Voto 7 al Sassuolo, dolce favola nostrana – Minimo sforzo, massimo risultato. E che risultato. Basta una rete di Pellegrini, a inizio ripresa, ad infuocare i sogni europei del piccolo, conturbante Sassuolo. Di Francesco scavalca di netto Brocchi e aggancia il sesto posto, e di questi tempi entrare in Europa, anche se dalla porta di servizio e nonostante lo stress dei preliminari, è un traguardo non da poco. A trionfare è la compattezza di un gruppo, umile e gregario, costruito a immagine e somiglianza del suo allenatore. Un combattente d’altri tempi. E il Sassuolo lotta, senza mai tirarsi indietro, tosto e temerario nel più dissacrante elogio dell’ordinarietà. Niente effetti speciali, soltanto costanza e dedizione. E così non serve guardare troppo lontano per trovare delle favole. Anche in Emilia è partita una piccola festa, dal sapore europeo.

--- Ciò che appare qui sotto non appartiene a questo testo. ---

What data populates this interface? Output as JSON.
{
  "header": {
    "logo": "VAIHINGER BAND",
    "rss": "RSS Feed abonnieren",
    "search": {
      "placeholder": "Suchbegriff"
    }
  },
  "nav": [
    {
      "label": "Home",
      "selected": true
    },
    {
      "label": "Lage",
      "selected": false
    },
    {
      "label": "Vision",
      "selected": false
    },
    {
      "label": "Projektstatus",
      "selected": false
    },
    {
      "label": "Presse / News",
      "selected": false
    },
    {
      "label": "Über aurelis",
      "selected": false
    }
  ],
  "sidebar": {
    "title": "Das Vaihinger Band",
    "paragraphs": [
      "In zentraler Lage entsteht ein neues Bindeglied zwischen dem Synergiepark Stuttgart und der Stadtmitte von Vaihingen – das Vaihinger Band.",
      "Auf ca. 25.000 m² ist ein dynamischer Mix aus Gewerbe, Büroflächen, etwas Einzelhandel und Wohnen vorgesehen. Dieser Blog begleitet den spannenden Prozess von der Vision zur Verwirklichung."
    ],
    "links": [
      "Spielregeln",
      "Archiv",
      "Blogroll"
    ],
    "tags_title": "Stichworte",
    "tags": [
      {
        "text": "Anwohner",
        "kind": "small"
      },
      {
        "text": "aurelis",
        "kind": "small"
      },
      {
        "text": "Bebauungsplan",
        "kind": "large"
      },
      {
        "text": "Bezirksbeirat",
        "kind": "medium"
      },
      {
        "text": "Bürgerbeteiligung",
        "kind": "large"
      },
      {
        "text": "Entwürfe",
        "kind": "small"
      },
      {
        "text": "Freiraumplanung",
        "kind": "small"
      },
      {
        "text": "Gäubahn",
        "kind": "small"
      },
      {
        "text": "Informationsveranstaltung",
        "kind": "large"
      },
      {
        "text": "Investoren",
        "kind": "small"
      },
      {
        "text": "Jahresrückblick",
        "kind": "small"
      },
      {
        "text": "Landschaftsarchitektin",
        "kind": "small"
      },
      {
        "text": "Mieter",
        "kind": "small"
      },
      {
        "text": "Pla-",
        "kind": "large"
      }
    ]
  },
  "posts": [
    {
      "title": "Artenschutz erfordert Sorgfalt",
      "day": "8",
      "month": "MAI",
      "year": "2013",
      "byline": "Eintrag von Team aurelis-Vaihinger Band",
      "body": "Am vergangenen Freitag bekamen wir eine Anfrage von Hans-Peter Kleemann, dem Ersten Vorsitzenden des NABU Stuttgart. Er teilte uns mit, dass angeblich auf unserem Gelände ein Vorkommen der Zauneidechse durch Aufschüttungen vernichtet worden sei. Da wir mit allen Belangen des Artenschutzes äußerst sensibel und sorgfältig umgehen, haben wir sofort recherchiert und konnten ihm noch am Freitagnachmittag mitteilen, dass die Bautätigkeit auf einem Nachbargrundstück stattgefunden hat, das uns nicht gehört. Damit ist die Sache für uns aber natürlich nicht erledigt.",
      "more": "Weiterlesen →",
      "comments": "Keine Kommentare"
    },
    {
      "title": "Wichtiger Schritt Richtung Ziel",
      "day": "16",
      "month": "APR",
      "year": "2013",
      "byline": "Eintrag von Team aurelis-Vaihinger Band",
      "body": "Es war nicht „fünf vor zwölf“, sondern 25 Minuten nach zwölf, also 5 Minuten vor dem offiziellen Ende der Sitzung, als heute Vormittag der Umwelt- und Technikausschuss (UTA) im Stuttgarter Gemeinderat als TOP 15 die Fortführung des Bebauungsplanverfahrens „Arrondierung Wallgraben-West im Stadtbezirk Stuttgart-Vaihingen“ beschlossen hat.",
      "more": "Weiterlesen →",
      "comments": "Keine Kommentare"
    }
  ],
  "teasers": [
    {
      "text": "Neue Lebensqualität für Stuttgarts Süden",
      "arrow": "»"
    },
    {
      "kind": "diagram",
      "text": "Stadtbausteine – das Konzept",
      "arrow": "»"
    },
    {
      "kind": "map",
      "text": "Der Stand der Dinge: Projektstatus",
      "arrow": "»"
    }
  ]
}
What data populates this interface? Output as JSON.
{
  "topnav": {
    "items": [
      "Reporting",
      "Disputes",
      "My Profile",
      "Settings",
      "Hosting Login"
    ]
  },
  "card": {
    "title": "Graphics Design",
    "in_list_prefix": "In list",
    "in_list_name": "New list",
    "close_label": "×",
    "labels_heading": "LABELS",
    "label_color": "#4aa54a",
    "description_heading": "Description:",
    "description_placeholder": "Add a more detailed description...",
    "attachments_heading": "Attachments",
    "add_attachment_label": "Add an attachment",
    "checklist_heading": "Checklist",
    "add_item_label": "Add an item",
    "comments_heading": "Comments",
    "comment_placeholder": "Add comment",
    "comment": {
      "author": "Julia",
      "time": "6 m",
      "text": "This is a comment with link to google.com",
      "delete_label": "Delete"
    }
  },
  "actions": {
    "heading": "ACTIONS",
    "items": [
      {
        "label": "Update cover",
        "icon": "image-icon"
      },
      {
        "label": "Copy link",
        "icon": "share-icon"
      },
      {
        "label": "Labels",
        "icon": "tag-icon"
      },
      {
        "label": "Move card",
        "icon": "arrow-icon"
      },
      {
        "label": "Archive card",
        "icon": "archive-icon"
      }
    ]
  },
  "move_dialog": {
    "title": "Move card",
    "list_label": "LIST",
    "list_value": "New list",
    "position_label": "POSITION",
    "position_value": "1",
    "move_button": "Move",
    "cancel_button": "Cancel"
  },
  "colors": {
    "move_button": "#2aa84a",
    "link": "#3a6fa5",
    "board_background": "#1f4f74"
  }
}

Voto 6 al Gallo, tra creste e manite – Miglior marcatore nel 2016 alle spalle di un mostro sacro come Higuain, miglior realizzatore italiano dopo Eder. Serve altro? Nella vittoria di Udine si leva alta ancora una volta la cresta del Gallo, a segno per la dodicesima volta in stagione. D’altronde il gesto con cui si mima la cresta fa scopa con la cinquina rifilata alla Dacia Arena. Un 5-1 secco e senza appelli, in cui Belotti ha incantato per tenacia ed eleganza come ultimamente tende a fare con discreta continuità. Un gol sontuoso, una cavalcata da centometrista e quel piatto chirurgico da bomber navigato. Ma soprattutto tante giocate utili per i compagni, e un immenso spirito di sacrificio. Un biglietto da visita mica male per la candidatura in azzurro. Ventura non sta rimpiangendo affatto l’assenza d’Immobile. E di sicuro anche Conte avrà le idee più chiare.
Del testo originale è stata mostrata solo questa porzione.